Another huge hit with the visitors and bidders, the “Mind Machine” chair, kept the artists Joshua and Jacob Kubisz consistently in conversation about how they created such a unique chair.

“When we first took the chair we wanted to give it this positive spin towards education,” Jacob Kubisz said. “This chair has a six-spoke gear, representing the number of hours in an average school day, a 24-spoke gear, representing the number of hours in a day, and when we turn these gears with the crank it activates a larger gear and a smaller gear and transfers to the other side and back around to the last gear which turns the dial.”

Joshua Kubisz said “It takes 40,000 turns, approximately two turns per second for your progress dial to go fully around. It sounds complicated, but it becomes a metaphor for the amount of hard work and dedication it takes to succeed in school.”

The chair consists not only of the sanded wood gears, but also laser etching in intricate lettering and design on the top of the chair, on the dial and underneath the chair.

The fundraiser showcased what the public contributions would be helping to save, as a small group of Charles W. Duvall Elementary art students sang a series of classic songs, and even showcased their trio of violin players in a short ensemble.

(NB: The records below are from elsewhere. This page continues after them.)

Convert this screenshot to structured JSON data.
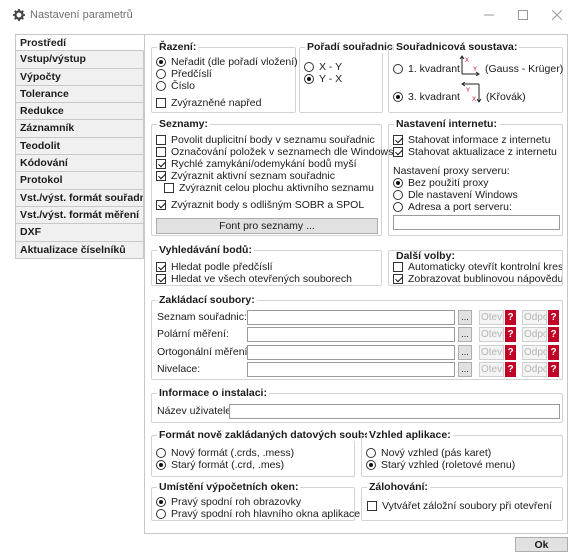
{
  "window": {
    "title": "Nastavení parametrů"
  },
  "nav": [
    "Prostředí",
    "Vstup/výstup",
    "Výpočty",
    "Tolerance",
    "Redukce",
    "Záznamník",
    "Teodolit",
    "Kódování",
    "Protokol",
    "Vst./výst. formát souřadnic",
    "Vst./výst. formát měření",
    "DXF",
    "Aktualizace číselníků"
  ],
  "razeni": {
    "title": "Řazení:",
    "opt1": "Neřadit (dle pořadí vložení)",
    "opt2": "Předčíslí",
    "opt3": "Číslo",
    "highlight": "Zvýrazněné napřed"
  },
  "poradi": {
    "title": "Pořadí souřadnic:",
    "opt1": "X - Y",
    "opt2": "Y - X"
  },
  "soustava": {
    "title": "Souřadnicová soustava:",
    "opt1": "1. kvadrant",
    "opt1_note": "(Gauss - Krüger)",
    "opt2": "3. kvadrant",
    "opt2_note": "(Křovák)",
    "axis_x": "X",
    "axis_y": "Y"
  },
  "seznamy": {
    "title": "Seznamy:",
    "c1": "Povolit duplicitní body v seznamu souřadnic",
    "c2": "Označování položek v seznamech dle Windows",
    "c3": "Rychlé zamykání/odemykání bodů myší",
    "c4": "Zvýraznit aktivní seznam souřadnic",
    "c5": "Zvýraznit celou plochu aktivního seznamu",
    "c6": "Zvýraznit body s odlišným SOBR a SPOL",
    "font_button": "Font pro seznamy ..."
  },
  "internet": {
    "title": "Nastavení internetu:",
    "c1": "Stahovat informace z internetu",
    "c2": "Stahovat aktualizace z internetu",
    "proxy_label": "Nastavení proxy serveru:",
    "r1": "Bez použití proxy",
    "r2": "Dle nastavení Windows",
    "r3": "Adresa a port serveru:"
  },
  "vyhledavani": {
    "title": "Vyhledávání bodů:",
    "c1": "Hledat podle předčíslí",
    "c2": "Hledat ve všech otevřených souborech"
  },
  "dalsi": {
    "title": "Další volby:",
    "c1": "Automaticky otevřít kontrolní kresbu",
    "c2": "Zobrazovat bublinovou nápovědu"
  },
  "zakladaci": {
    "title": "Zakládací soubory:",
    "browse": "...",
    "open": "Otevř",
    "remove": "Odpo",
    "help": "?",
    "rows": [
      "Seznam souřadnic:",
      "Polární měření:",
      "Ortogonální měření:",
      "Nivelace:"
    ]
  },
  "instalace": {
    "title": "Informace o instalaci:",
    "user_label": "Název uživatele:"
  },
  "format": {
    "title": "Formát nově zakládaných datových souborů:",
    "r1": "Nový formát (.crds, .mess)",
    "r2": "Starý formát (.crd, .mes)"
  },
  "vzhled": {
    "title": "Vzhled aplikace:",
    "r1": "Nový vzhled (pás karet)",
    "r2": "Starý vzhled (roletové menu)"
  },
  "umisteni": {
    "title": "Umístění výpočetních oken:",
    "r1": "Pravý spodní roh obrazovky",
    "r2": "Pravý spodní roh hlavního okna aplikace"
  },
  "zalohovani": {
    "title": "Zálohování:",
    "c1": "Vytvářet záložní soubory při otevření"
  },
  "ok": "Ok"
}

“I know for a fact that having an art program gives the children success in other subject areas,” Aliye Cullu, artist of the chair “In the Stillness – Meditation” said. “Using the right side of the brain stimulates the left side, and children become better in subjects like math and science.”

Cullu formerly taught art to students at the Florida School for the Deaf and Blind in St. Augustine, Fla., and saw youngsters “bloom” as individuals under the art program.

Overall, the fundraiser was a success with all 26 chairs being sold to art-enthusiastic visitors.

The “Mind Machine” chair received the highest bid, ending in the final sale of $1,000, and Johnson’s “Magnolia” chair received the most bids of all.

According to Johnson, proceeds from the auction were estimated at $6,000, exceeding her original goal of $3,000.

“I enjoyed sharing time with people who not only believed that strong arts equal strong schools, but were willing to invest in that idea through the purchase of a chair,” Johnson said, grateful of Friday night’s turnout. “I think that it says so much about who we are as a community, and how we view the value of the arts for our children.”

All of the money raised Friday night will benefit and enhance the elementary art and music programs in Alachua County public schools.